Here are the results of some archaeology that explains what's going on, deep within the glm
function:
Debugging (with debug("glm")
) and stepping through the function shows that it fails at the following call:
if (length(offset) && attr(mt, "intercept") > 0L) {
fit$null.deviance <- eval(call(if (is.function(method)) "method" else method,
x = X[, "(Intercept)", drop = FALSE], y = Y, weights = weights,
offset = offset, family = family, control = control,
intercept = TRUE))$deviance
}
This is an attempt to calculate the null deviance for the model. It's only evaluated if there's an intercept term and an offset term (I'm not sure why; it may be that the default null deviance calculated by the previous call to glm
is wrong in that case and must be recalculated?).
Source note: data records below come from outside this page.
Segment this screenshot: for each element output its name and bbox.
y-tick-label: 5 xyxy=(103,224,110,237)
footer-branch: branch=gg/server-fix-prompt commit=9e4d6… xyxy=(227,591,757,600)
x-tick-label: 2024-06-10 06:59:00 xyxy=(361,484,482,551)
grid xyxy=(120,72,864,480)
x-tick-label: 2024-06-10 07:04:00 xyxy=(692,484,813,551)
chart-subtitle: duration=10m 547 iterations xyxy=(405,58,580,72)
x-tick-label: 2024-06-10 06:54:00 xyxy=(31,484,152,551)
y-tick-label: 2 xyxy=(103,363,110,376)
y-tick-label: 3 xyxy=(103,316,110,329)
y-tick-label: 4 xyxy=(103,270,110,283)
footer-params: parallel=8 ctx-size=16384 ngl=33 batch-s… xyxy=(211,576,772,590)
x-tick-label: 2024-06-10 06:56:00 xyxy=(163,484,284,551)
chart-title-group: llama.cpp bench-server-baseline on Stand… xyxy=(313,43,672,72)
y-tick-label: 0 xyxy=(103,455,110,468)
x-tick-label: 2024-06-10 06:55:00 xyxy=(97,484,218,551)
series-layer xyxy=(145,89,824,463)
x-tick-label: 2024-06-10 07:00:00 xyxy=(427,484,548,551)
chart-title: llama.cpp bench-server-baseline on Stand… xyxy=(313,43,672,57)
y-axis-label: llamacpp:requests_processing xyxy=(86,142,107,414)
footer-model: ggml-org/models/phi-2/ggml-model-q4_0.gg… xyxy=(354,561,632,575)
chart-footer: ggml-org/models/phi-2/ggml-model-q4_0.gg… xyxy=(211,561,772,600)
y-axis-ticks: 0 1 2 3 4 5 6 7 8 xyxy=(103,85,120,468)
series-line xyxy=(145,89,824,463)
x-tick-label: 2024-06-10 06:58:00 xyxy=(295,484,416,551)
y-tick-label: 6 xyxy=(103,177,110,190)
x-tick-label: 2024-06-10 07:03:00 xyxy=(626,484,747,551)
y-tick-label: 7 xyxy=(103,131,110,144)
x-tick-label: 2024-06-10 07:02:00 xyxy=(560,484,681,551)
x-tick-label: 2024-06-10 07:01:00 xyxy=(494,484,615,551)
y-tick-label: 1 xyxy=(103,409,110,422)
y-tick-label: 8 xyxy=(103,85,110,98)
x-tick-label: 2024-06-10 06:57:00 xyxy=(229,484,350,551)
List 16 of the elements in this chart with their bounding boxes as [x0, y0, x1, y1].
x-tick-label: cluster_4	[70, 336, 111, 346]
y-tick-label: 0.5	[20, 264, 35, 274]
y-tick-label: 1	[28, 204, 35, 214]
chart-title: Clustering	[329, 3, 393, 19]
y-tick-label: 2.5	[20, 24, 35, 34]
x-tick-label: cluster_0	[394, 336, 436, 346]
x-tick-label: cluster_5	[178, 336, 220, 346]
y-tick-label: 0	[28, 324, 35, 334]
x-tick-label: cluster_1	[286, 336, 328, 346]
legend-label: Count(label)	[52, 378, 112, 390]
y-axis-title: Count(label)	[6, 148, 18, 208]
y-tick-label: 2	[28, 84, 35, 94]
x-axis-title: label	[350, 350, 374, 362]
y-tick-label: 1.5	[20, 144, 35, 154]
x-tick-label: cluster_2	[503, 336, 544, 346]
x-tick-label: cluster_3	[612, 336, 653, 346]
It calls glm.fit
(the default value of method
), but without starting values because these are usually unnecessary for the intercept-only model.
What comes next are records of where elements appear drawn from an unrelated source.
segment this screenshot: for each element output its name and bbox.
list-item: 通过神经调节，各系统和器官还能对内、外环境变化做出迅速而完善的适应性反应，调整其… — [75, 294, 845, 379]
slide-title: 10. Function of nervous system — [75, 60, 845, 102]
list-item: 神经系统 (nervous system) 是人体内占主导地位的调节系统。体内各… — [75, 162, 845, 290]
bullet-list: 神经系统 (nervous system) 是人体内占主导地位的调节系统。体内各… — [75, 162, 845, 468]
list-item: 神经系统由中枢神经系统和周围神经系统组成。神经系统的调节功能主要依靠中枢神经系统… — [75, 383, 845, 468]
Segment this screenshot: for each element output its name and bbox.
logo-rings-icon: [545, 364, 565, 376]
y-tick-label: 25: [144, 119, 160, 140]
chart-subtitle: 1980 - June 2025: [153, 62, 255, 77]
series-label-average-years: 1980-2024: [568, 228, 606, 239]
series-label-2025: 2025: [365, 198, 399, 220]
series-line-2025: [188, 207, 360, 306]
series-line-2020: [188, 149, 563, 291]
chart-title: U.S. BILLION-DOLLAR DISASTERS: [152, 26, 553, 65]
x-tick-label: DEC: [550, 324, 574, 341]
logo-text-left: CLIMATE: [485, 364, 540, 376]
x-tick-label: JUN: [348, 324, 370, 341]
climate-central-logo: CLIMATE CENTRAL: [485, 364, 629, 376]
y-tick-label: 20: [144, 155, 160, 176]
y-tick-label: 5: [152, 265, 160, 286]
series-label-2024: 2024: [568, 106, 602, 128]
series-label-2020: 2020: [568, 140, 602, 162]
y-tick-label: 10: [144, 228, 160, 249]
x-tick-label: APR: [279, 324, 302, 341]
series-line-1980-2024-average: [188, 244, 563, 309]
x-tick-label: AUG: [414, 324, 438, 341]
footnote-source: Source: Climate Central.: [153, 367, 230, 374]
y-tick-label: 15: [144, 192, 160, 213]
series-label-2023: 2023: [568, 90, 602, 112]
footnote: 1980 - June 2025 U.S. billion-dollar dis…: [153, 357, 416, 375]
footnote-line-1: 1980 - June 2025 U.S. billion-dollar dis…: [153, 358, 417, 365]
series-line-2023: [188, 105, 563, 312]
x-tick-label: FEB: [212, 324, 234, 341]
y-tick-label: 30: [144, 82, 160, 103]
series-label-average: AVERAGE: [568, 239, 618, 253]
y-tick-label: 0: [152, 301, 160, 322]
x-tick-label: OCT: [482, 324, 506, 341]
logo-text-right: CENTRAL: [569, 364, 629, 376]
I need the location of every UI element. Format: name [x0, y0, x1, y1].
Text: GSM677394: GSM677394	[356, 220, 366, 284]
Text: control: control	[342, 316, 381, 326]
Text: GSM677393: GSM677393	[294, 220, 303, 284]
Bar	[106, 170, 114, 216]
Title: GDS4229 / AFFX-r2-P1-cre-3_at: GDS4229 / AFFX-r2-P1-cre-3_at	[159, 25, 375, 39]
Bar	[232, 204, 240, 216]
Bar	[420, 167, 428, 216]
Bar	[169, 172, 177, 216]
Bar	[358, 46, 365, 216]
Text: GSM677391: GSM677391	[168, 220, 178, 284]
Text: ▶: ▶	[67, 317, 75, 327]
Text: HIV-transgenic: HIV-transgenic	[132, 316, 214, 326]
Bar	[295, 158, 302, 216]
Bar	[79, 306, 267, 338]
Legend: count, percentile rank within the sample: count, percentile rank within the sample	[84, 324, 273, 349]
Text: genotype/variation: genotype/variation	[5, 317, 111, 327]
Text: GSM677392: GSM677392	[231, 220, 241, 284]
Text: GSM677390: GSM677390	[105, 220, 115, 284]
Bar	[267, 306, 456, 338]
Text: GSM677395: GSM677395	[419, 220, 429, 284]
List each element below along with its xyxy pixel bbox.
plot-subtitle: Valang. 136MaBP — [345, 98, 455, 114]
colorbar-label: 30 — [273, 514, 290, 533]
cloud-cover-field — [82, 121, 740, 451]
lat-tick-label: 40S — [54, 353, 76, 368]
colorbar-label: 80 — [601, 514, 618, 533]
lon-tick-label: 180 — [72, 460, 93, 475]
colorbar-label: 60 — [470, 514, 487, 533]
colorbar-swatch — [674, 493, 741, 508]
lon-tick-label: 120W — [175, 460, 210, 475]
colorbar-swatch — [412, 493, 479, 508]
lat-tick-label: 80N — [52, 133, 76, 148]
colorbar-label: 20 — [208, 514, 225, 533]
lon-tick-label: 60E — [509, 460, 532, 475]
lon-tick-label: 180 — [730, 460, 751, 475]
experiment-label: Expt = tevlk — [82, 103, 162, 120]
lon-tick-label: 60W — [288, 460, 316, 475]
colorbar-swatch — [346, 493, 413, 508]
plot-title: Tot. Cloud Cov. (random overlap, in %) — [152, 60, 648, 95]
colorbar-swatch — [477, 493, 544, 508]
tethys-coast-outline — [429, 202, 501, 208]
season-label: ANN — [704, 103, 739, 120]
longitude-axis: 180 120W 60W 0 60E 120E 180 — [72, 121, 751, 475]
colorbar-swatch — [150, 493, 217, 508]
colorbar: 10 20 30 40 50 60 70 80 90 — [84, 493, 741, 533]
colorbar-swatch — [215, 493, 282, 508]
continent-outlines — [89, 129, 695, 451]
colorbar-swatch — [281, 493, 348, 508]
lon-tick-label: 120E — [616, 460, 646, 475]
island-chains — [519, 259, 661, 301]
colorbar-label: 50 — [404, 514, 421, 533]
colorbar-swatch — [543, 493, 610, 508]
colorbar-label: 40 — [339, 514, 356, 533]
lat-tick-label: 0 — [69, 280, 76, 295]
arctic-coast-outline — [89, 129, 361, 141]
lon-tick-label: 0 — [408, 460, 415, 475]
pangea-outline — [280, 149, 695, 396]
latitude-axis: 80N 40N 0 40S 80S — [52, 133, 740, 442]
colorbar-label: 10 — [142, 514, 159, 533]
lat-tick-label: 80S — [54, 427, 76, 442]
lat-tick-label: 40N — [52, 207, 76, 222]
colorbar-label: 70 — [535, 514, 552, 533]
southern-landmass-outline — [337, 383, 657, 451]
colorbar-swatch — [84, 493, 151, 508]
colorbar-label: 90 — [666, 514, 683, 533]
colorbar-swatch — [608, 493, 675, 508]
Now debugging inside glm.fit
to see what happens: we get (within a call to the family function, gaussian()
) to:
if (is.null(etastart) && is.null(start) && is.null(mustart) &&
((family$link == "inverse" && any(y == 0)) || (family$link ==
"log" && any(y <= 0))))
stop("cannot find valid starting values: please specify some")
and we see that because the starting values were not passed through, because a log link is used, and because some y
values are equal to zero, the fit fails. So this is a case that should happen if (and only if?) an offset and an intercept are both specified, a log link is used, and there are zero values in the response.
If you dump("glm",file="glmtemp.R")
; add the line
start = start[1], etastart = etastart[1], mustart = mustart[1],
to the call that fits the null deviance (i.e. the one shown above); and source("glmtemp.R")
, it seems to work OK ... I think this should be a reasonable general solution. If anyone wants to bring this issue up on the R development list, feel free.